We ate Oyster Stew every Christmas Eve until I was in my late teens when one year my brother and sister, who didn’t appreciate the subtle tones of Oyster Stew as much as I did, protested and voted to change the tradition. That year we had pizza – it wasn’t the same. Silly teenagers.
Don’t get frustrated with this recipe just because it doesn’t have specific measurements. I can’t help it – this is a recipe that has been handed down for generations and it isn’t going to change anytime soon. Trust me on this, it tastes wonderful.
Oyster Stew
Depending on the amount of people that you are feeding:
1 or 2 cans of oysters and its juices (We prefer the Cove Oysters)
A big glob of butter (The more you like butter, the bigger the glob – per my father)
Milk – Whole (preferably) or 2%
Pour the oyster and juices into a pan, and on a medium heat, add the butter and pour in enough milk to taste and/or to feed however many people are staying for dinner.
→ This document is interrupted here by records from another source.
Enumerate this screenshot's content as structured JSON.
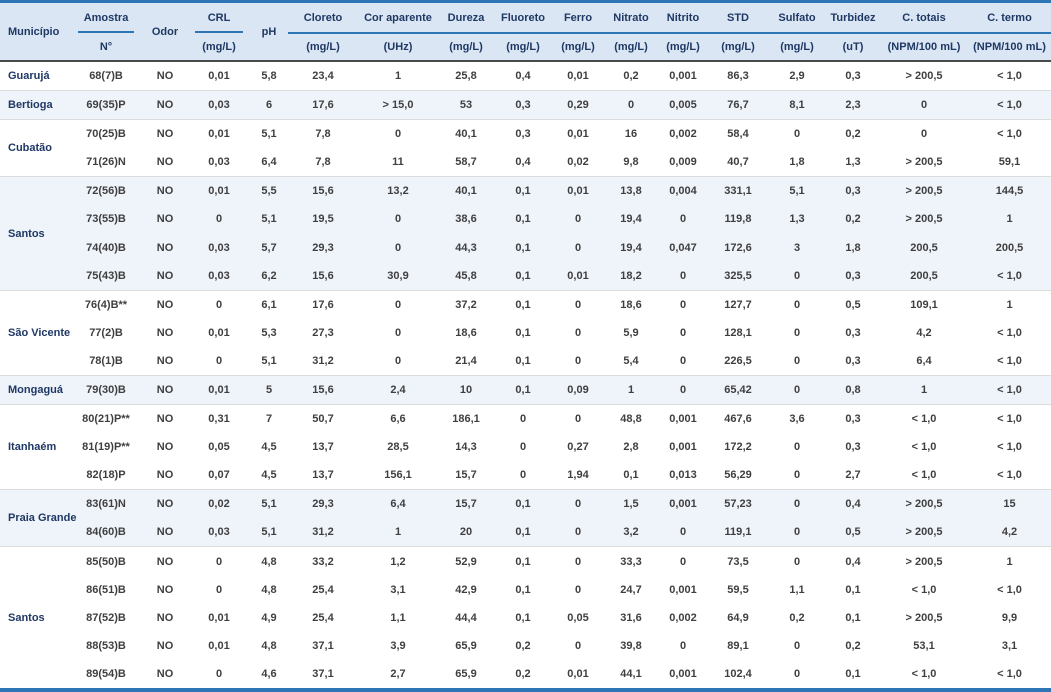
{
  "table": {
    "columns": [
      {
        "key": "municipio",
        "label": "Município",
        "unit": "",
        "line": "none"
      },
      {
        "key": "amostra",
        "label": "Amostra",
        "unit": "N°",
        "line": "partial"
      },
      {
        "key": "odor",
        "label": "Odor",
        "unit": "",
        "line": "none"
      },
      {
        "key": "crl",
        "label": "CRL",
        "unit": "(mg/L)",
        "line": "partial"
      },
      {
        "key": "ph",
        "label": "pH",
        "unit": "",
        "line": "none"
      },
      {
        "key": "cloreto",
        "label": "Cloreto",
        "unit": "(mg/L)",
        "line": "full"
      },
      {
        "key": "cor_aparente",
        "label": "Cor aparente",
        "unit": "(UHz)",
        "line": "full"
      },
      {
        "key": "dureza",
        "label": "Dureza",
        "unit": "(mg/L)",
        "line": "full"
      },
      {
        "key": "fluoreto",
        "label": "Fluoreto",
        "unit": "(mg/L)",
        "line": "full"
      },
      {
        "key": "ferro",
        "label": "Ferro",
        "unit": "(mg/L)",
        "line": "full"
      },
      {
        "key": "nitrato",
        "label": "Nitrato",
        "unit": "(mg/L)",
        "line": "full"
      },
      {
        "key": "nitrito",
        "label": "Nitrito",
        "unit": "(mg/L)",
        "line": "full"
      },
      {
        "key": "std",
        "label": "STD",
        "unit": "(mg/L)",
        "line": "full"
      },
      {
        "key": "sulfato",
        "label": "Sulfato",
        "unit": "(mg/L)",
        "line": "full"
      },
      {
        "key": "turbidez",
        "label": "Turbidez",
        "unit": "(uT)",
        "line": "full"
      },
      {
        "key": "c_totais",
        "label": "C. totais",
        "unit": "(NPM/100 mL)",
        "line": "full"
      },
      {
        "key": "c_termo",
        "label": "C. termo",
        "unit": "(NPM/100 mL)",
        "line": "full"
      }
    ],
    "groups": [
      {
        "municipio": "Guarujá",
        "shaded": false,
        "rows": [
          [
            "68(7)B",
            "NO",
            "0,01",
            "5,8",
            "23,4",
            "1",
            "25,8",
            "0,4",
            "0,01",
            "0,2",
            "0,001",
            "86,3",
            "2,9",
            "0,3",
            "> 200,5",
            "< 1,0"
          ]
        ]
      },
      {
        "municipio": "Bertioga",
        "shaded": true,
        "rows": [
          [
            "69(35)P",
            "NO",
            "0,03",
            "6",
            "17,6",
            "> 15,0",
            "53",
            "0,3",
            "0,29",
            "0",
            "0,005",
            "76,7",
            "8,1",
            "2,3",
            "0",
            "< 1,0"
          ]
        ]
      },
      {
        "municipio": "Cubatão",
        "shaded": false,
        "rows": [
          [
            "70(25)B",
            "NO",
            "0,01",
            "5,1",
            "7,8",
            "0",
            "40,1",
            "0,3",
            "0,01",
            "16",
            "0,002",
            "58,4",
            "0",
            "0,2",
            "0",
            "< 1,0"
          ],
          [
            "71(26)N",
            "NO",
            "0,03",
            "6,4",
            "7,8",
            "11",
            "58,7",
            "0,4",
            "0,02",
            "9,8",
            "0,009",
            "40,7",
            "1,8",
            "1,3",
            "> 200,5",
            "59,1"
          ]
        ]
      },
      {
        "municipio": "Santos",
        "shaded": true,
        "rows": [
          [
            "72(56)B",
            "NO",
            "0,01",
            "5,5",
            "15,6",
            "13,2",
            "40,1",
            "0,1",
            "0,01",
            "13,8",
            "0,004",
            "331,1",
            "5,1",
            "0,3",
            "> 200,5",
            "144,5"
          ],
          [
            "73(55)B",
            "NO",
            "0",
            "5,1",
            "19,5",
            "0",
            "38,6",
            "0,1",
            "0",
            "19,4",
            "0",
            "119,8",
            "1,3",
            "0,2",
            "> 200,5",
            "1"
          ],
          [
            "74(40)B",
            "NO",
            "0,03",
            "5,7",
            "29,3",
            "0",
            "44,3",
            "0,1",
            "0",
            "19,4",
            "0,047",
            "172,6",
            "3",
            "1,8",
            "200,5",
            "200,5"
          ],
          [
            "75(43)B",
            "NO",
            "0,03",
            "6,2",
            "15,6",
            "30,9",
            "45,8",
            "0,1",
            "0,01",
            "18,2",
            "0",
            "325,5",
            "0",
            "0,3",
            "200,5",
            "< 1,0"
          ]
        ]
      },
      {
        "municipio": "São Vicente",
        "shaded": false,
        "rows": [
          [
            "76(4)B**",
            "NO",
            "0",
            "6,1",
            "17,6",
            "0",
            "37,2",
            "0,1",
            "0",
            "18,6",
            "0",
            "127,7",
            "0",
            "0,5",
            "109,1",
            "1"
          ],
          [
            "77(2)B",
            "NO",
            "0,01",
            "5,3",
            "27,3",
            "0",
            "18,6",
            "0,1",
            "0",
            "5,9",
            "0",
            "128,1",
            "0",
            "0,3",
            "4,2",
            "< 1,0"
          ],
          [
            "78(1)B",
            "NO",
            "0",
            "5,1",
            "31,2",
            "0",
            "21,4",
            "0,1",
            "0",
            "5,4",
            "0",
            "226,5",
            "0",
            "0,3",
            "6,4",
            "< 1,0"
          ]
        ]
      },
      {
        "municipio": "Mongaguá",
        "shaded": true,
        "rows": [
          [
            "79(30)B",
            "NO",
            "0,01",
            "5",
            "15,6",
            "2,4",
            "10",
            "0,1",
            "0,09",
            "1",
            "0",
            "65,42",
            "0",
            "0,8",
            "1",
            "< 1,0"
          ]
        ]
      },
      {
        "municipio": "Itanhaém",
        "shaded": false,
        "rows": [
          [
            "80(21)P**",
            "NO",
            "0,31",
            "7",
            "50,7",
            "6,6",
            "186,1",
            "0",
            "0",
            "48,8",
            "0,001",
            "467,6",
            "3,6",
            "0,3",
            "< 1,0",
            "< 1,0"
          ],
          [
            "81(19)P**",
            "NO",
            "0,05",
            "4,5",
            "13,7",
            "28,5",
            "14,3",
            "0",
            "0,27",
            "2,8",
            "0,001",
            "172,2",
            "0",
            "0,3",
            "< 1,0",
            "< 1,0"
          ],
          [
            "82(18)P",
            "NO",
            "0,07",
            "4,5",
            "13,7",
            "156,1",
            "15,7",
            "0",
            "1,94",
            "0,1",
            "0,013",
            "56,29",
            "0",
            "2,7",
            "< 1,0",
            "< 1,0"
          ]
        ]
      },
      {
        "municipio": "Praia Grande",
        "shaded": true,
        "rows": [
          [
            "83(61)N",
            "NO",
            "0,02",
            "5,1",
            "29,3",
            "6,4",
            "15,7",
            "0,1",
            "0",
            "1,5",
            "0,001",
            "57,23",
            "0",
            "0,4",
            "> 200,5",
            "15"
          ],
          [
            "84(60)B",
            "NO",
            "0,03",
            "5,1",
            "31,2",
            "1",
            "20",
            "0,1",
            "0",
            "3,2",
            "0",
            "119,1",
            "0",
            "0,5",
            "> 200,5",
            "4,2"
          ]
        ]
      },
      {
        "municipio": "Santos",
        "shaded": false,
        "rows": [
          [
            "85(50)B",
            "NO",
            "0",
            "4,8",
            "33,2",
            "1,2",
            "52,9",
            "0,1",
            "0",
            "33,3",
            "0",
            "73,5",
            "0",
            "0,4",
            "> 200,5",
            "1"
          ],
          [
            "86(51)B",
            "NO",
            "0",
            "4,8",
            "25,4",
            "3,1",
            "42,9",
            "0,1",
            "0",
            "24,7",
            "0,001",
            "59,5",
            "1,1",
            "0,1",
            "< 1,0",
            "< 1,0"
          ],
          [
            "87(52)B",
            "NO",
            "0,01",
            "4,9",
            "25,4",
            "1,1",
            "44,4",
            "0,1",
            "0,05",
            "31,6",
            "0,002",
            "64,9",
            "0,2",
            "0,1",
            "> 200,5",
            "9,9"
          ],
          [
            "88(53)B",
            "NO",
            "0,01",
            "4,8",
            "37,1",
            "3,9",
            "65,9",
            "0,2",
            "0",
            "39,8",
            "0",
            "89,1",
            "0",
            "0,2",
            "53,1",
            "3,1"
          ],
          [
            "89(54)B",
            "NO",
            "0",
            "4,6",
            "37,1",
            "2,7",
            "65,9",
            "0,2",
            "0,01",
            "44,1",
            "0,001",
            "102,4",
            "0",
            "0,1",
            "< 1,0",
            "< 1,0"
          ]
        ]
      }
    ],
    "colors": {
      "accent_blue": "#2E75B6",
      "header_bg": "#DAE6F3",
      "stripe_bg": "#EFF3FA",
      "header_text": "#1F3864",
      "body_text": "#3F3F3F"
    }
  }
}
Add salt and pepper to taste. My mom prefers to have it thinner and more soup like, but my dad prefers it to have it a little thicker. If you would prefer it a little thicker, add a little bit of cornstarch or flour to thicken it up.
This is so much better than pizza!
Consider having one or two cans of oysters in your food storage (or more if you love Oyster Stew like I do). Then, this is an easy recipe to fix for a special Christmas meal because you already have the oysters on hand!